3092 - Huzeyfe (radiyallahu
anh) anlatiyor: "Resulullah (aleyhissalatu vesselam) buyurdular ki:
"Ramazan ayini, hilali gormedikce veya sayiyi ikmal etmedikce one alip
baslatmayin. (Hilali gorup veya sayiyi tamamladiktan) sonra muteakip hilali
gorunceye veya sayiyi tamalayincaya kadar orucu tutun"
Ebu Davud, Savm 6, (2362);
Nesai, Savm 13, (4, 135, 136).
3093 - Hz. Aise
(radiyallahu anha) anlatiyor: "Resulullah (aleyhissalatu vesselam) Saban
ayinin gunlerini hesapladigi kadar baska bir ayin gunlerini hesaplamazdi. Sonra
Ramazan hilalini gorunce oruca baslardi. Eger bulut araya girer (hilaIi
goremez) ise (sabani) otuz gun olarak hesaplar, sonra ramazan orucuna
baslardi."
Ebu Davud, Savm 6, (2325).
3094 - Ibnu Abbas
(radiyallahu anhuma) anlatiyor: Bir Bedevi Resulullah (aleyhissalatu
vesselam)'a gelerek:
"Ben hilali -yani
ramazan hilalini- gordum!'' dedi. Aleyhissalatu vesselam:
"Allah'tan baska ilah
olmadigina sehadet getirir misin?" dedi. Adam buna da, "evet!"
diye cevap verince, Efendimiz:
"Ey Bilal! dedi, halka
yarin oruc tutmalarini ilan et!"
Ebu Davud, Siyam 14, (2340,
2341); Tirmizi, Savm 7, (691); Nesai, Savm 8, (4, 132); Ibnu Mace, Siyam 6,
(1652).
3095 - Ibnu Omer
(radiyallaliu anh) anlatiyor: "Halk hilali gormek icin gayret sarfetti.
Ben, Resulullah (aleyhissalatu vesselam)'a gordugumu (tek basima) soyledim.
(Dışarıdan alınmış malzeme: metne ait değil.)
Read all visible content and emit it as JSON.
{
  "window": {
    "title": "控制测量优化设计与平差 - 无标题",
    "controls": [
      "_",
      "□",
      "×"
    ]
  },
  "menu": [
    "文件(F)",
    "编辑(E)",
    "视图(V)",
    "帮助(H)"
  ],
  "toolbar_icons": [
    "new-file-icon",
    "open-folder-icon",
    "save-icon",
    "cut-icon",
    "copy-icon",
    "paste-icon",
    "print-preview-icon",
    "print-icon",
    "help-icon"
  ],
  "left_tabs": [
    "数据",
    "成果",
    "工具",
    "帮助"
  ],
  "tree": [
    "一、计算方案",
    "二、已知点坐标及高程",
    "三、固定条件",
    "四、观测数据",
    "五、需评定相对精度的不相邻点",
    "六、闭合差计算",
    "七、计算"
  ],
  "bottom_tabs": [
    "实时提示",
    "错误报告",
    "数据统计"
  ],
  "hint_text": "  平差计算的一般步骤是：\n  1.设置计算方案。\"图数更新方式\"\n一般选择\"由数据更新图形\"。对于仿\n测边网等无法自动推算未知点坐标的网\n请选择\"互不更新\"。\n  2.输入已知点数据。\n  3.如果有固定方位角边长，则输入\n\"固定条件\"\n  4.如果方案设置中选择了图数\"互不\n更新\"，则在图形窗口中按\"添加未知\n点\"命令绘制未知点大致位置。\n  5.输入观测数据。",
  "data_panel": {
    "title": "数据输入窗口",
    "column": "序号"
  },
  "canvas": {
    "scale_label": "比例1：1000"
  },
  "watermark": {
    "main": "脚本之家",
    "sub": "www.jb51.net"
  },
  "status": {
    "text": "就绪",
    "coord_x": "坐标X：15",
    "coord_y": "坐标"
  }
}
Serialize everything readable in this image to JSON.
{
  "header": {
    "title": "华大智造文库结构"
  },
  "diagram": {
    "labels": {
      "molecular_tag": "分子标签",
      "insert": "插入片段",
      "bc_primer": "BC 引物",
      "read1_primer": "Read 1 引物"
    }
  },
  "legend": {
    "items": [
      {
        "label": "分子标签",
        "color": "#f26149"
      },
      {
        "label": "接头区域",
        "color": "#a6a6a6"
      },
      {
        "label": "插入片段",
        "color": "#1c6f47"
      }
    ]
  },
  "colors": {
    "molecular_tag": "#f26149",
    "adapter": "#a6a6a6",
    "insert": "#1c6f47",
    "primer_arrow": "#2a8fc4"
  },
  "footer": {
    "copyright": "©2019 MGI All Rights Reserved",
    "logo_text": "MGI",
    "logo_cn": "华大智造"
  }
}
Sozum uzerine oruc tuttu ve halka da oruc tutmalarini emretti.''
Ebu Davud, Savm 14, (2342).
3096 - Huseyin Ibnu'l-Haris
el-Cedeli, Haris Ibnu Hatib (radiyallahu anh)'den anlatiyor: "Haris dedi
ki: "Resulullah (aleyhissalatu vesselam) hiIali gorunce oruc tutmamizi
emretti, eger biz goremez de iki adil sahid gordukleri hususunda sehadet
ederlerse, onlarin sehadetlerine uyarak tutacaktik.''
Ebu Davud, Savm 13, (2338).
3097 - Ebu Umayr Ibnu Enes,
Resulullah (aleyhissalatu vesselam)'in ashabindan olan amcalarindan
naklettigine gore, bir grup kimse Resulullah (aleyhissalatu vesselam)'a
binekleriyle gelip: "Dun hilali gorduk'' diye sehadette bulundular. Bunun
uzerine, Efendimiz onlara oruclarini acmalarini, sabah olunca da musallaya
(bayram namazina) gelmelerini emretti."
Ebu Davud, Salat 255,
(1157); Nesai, Iydeyn 2, (3, 180).
3098 - Kureyb
(rahimehullah) anlatiyor: "Ben Sam'da iken ramazan hilali beklenmisti.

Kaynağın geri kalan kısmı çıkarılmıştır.